As refeições eram feitas no refeitório que ficava dois ou três pisos abaixo( já não me recordo). É o único ponto negativo que aponto porque quando se aproximava a hora das refeições começava a entrar em stress a tentar adormecê-la para poder ir sem a deixar a chorar, coisa que acontecia quando deixava de me ver. Muitas vezes não conseguia,
bastava avisar a equipa de enfermagem e havia sempre alguém que ficava a dar um olhinho. Quantas vezes chegava ao quarto e estavam (algum enfermeiro ou auxiliar) ao lado da cama a cantar para ela ou a fazer brincadeiras para a distrair. Comia sempre em tempo recorde. Costumavam dizer-me que eu não mastigava a comida, engolia e era bem verdade. Não gostava de sobrecarregar ninguém e por isso as minhas ausências eram o mais curto que conseguia.

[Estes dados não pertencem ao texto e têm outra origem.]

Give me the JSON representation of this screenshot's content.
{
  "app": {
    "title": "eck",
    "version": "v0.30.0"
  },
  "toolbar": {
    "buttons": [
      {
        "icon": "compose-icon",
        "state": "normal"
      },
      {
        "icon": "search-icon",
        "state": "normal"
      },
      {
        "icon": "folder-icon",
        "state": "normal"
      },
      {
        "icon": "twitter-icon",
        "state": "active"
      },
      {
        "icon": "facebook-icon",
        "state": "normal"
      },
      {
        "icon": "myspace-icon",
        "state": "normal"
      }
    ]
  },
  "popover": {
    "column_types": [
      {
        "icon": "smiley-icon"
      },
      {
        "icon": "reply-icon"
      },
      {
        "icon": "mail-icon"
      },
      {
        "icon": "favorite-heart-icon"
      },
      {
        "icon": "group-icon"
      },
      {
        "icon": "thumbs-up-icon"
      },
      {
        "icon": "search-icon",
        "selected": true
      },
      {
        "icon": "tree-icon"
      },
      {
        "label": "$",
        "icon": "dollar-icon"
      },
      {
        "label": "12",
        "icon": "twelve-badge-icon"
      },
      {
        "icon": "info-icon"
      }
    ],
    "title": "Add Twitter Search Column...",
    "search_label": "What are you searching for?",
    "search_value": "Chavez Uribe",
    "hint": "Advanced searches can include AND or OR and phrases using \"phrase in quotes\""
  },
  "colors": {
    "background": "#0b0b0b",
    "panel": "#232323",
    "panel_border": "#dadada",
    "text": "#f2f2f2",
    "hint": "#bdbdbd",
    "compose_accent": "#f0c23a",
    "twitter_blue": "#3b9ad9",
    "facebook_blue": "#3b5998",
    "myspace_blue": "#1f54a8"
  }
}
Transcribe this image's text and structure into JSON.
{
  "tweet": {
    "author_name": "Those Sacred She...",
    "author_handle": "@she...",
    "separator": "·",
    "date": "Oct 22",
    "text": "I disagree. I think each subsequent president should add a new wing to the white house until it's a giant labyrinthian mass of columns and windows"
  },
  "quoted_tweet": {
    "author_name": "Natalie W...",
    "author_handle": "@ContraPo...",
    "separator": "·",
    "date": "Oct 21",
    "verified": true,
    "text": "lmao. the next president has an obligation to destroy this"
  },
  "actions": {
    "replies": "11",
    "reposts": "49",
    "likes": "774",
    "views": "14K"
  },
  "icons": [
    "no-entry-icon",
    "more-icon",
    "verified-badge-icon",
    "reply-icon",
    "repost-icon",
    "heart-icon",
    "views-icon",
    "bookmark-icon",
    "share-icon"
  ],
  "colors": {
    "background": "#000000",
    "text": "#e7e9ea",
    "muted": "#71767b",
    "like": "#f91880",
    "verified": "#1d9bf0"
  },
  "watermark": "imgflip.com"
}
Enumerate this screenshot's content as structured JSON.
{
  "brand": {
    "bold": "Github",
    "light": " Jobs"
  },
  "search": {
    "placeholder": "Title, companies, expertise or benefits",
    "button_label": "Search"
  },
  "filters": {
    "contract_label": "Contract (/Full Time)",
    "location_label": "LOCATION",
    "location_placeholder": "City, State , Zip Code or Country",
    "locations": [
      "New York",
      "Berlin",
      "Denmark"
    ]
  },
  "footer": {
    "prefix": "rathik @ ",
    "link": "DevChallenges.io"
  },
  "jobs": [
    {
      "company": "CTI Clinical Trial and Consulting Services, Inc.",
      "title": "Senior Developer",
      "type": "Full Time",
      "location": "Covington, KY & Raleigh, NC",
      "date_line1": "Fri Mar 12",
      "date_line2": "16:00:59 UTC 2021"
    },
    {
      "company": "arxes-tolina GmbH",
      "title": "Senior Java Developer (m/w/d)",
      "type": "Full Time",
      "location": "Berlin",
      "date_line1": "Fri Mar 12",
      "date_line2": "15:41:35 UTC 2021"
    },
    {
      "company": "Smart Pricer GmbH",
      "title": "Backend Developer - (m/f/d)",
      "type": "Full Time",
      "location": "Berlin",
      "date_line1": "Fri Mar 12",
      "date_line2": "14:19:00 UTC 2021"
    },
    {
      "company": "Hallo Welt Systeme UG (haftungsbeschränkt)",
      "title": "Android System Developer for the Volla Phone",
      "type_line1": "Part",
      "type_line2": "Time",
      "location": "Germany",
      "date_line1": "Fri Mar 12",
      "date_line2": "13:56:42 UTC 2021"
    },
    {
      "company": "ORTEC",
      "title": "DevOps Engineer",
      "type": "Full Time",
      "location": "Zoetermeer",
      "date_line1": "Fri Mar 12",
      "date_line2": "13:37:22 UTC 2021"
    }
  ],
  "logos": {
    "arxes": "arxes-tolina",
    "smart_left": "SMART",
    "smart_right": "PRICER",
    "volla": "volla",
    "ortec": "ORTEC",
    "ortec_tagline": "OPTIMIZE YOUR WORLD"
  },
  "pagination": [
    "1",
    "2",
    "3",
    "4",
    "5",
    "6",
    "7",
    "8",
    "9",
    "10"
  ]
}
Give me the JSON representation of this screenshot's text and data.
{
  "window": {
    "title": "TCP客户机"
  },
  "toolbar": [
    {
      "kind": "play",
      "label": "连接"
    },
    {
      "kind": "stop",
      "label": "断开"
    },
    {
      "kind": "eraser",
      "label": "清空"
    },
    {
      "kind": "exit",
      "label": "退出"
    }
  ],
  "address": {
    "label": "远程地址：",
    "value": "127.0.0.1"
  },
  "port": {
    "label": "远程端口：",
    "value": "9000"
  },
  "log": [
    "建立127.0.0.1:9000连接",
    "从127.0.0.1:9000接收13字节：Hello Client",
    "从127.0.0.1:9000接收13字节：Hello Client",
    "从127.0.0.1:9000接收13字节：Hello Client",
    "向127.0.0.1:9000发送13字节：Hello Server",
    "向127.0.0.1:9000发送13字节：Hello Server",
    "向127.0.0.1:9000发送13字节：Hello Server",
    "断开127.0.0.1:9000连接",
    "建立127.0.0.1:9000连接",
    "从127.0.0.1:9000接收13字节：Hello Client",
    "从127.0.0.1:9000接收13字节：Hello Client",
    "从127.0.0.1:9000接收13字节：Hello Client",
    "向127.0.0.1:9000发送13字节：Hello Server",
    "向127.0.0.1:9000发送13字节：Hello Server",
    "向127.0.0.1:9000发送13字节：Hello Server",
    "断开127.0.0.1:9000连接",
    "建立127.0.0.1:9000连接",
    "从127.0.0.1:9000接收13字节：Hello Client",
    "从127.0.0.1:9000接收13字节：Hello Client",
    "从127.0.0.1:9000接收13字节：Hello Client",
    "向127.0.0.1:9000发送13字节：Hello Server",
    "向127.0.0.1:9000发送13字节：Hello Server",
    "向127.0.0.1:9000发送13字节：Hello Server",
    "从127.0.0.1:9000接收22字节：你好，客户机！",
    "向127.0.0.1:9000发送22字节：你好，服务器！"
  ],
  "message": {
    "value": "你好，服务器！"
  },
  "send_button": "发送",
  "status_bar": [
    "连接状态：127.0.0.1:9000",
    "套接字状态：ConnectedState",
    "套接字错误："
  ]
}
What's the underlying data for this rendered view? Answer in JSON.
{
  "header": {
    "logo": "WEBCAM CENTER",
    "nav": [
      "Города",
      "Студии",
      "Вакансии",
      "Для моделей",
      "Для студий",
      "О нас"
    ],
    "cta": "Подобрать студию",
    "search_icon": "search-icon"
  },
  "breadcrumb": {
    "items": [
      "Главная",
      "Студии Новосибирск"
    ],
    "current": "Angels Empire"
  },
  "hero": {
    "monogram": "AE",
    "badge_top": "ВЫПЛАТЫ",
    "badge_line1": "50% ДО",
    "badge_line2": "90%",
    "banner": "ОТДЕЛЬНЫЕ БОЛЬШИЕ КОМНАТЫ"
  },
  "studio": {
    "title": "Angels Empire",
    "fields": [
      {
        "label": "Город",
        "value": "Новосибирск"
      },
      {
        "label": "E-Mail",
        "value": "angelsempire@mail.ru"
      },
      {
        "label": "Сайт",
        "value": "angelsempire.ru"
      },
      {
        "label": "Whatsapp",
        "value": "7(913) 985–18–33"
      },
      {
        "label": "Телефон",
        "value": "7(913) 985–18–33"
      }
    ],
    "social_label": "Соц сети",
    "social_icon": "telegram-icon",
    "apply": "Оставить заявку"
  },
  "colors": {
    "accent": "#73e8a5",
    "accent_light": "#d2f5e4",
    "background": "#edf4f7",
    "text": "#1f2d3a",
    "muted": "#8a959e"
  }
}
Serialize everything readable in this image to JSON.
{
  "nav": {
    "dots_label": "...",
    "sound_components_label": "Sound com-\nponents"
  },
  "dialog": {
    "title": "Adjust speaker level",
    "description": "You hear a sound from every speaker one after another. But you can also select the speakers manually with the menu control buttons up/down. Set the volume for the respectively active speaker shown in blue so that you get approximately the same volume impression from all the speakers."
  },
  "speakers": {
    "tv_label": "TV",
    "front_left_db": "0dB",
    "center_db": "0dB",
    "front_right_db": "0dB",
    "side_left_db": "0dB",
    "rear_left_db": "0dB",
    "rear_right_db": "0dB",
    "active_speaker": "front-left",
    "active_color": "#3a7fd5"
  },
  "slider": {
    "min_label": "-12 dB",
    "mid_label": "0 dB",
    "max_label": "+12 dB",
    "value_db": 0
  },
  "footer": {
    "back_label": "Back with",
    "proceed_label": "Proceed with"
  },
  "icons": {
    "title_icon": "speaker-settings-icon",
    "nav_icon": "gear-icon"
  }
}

O que mais me custou neste internamento da Carminho era o facto dela já ter mais noção de tudo e manifestar mais a dor. Tinha quatro meses e meio e quando via um elemento da equipa de enfermagem a entrar no quarto já sabia que não era pelos melhores motivos, embora muitas vezes só fossem perguntar se estava tudo bem. Seguia-os religiosamente com o olhar o tempo todo e diziam na brincadeira que ela era uma cusca. 
O meu despertador tocava de três em três horas para pedir o leite e consequentemente ao enfermeiro que a viesse aspirar. Custavam-me horrores os gritos dela ao ser aspirada mas sabia que era para o bem dela. Sentia que também custava a qualquer pessoa que o fizesse. Via-lhes isso na cara e eram extremamente cuidadosos com ela. Mas o que me custava verdadeiramente era a medicação endovenosa. Não pela medicação em si mas pelo facto do cateter obstruir praticamente a cada administração e ter que ser puncionada novamente. Pesava pouco mais de dois quilos e há quatro meses que andava a ser puncionada por isso as veias dela eram miseráveis. Isto implicava que tivessem que picar várias vezes, em vários sítios, até encontrar uma veia permeável. Quando digo várias vezes eram geralmente quatro/cinco vezes (às vezes mais). Cheguei a comentar que lhes tirava o chapéu porque aquilo para mim nem eram veias, eram vasos capilares. Os gritos dela eram ensurdecedores e via o desespero na cara dos enfermeiros por lhe estarem a provocar aquele sofrimento, pediam-lhe desculpa  mas tinha que fazer o antibiótico até ao final e não havia outra forma. Lembro-me de na fase final do antibiótico ter que ser puncionada na cabeça, pouco acima da orelha. Foi de madrugada e levaram-na para a sala de tratamentos, quando regressou e vi chorei baba e ranho a noite toda. Cheguei a questionar-me muitas vezes se todo o sofrimento que ela passou desde que nasceu não deixaria sequelas a nível psicológico, traumas mas garantiram-me que não.




Faltavam quatro dias para o Natal e já sabia que não havia qualquer hipótese dela ter alta até lá. Tentei abstrair-me disso, esquecer que era Natal e encarar como uma época perfeitamente normal. Quando tivesse alta teríamos muitos mais motivos para comemorar.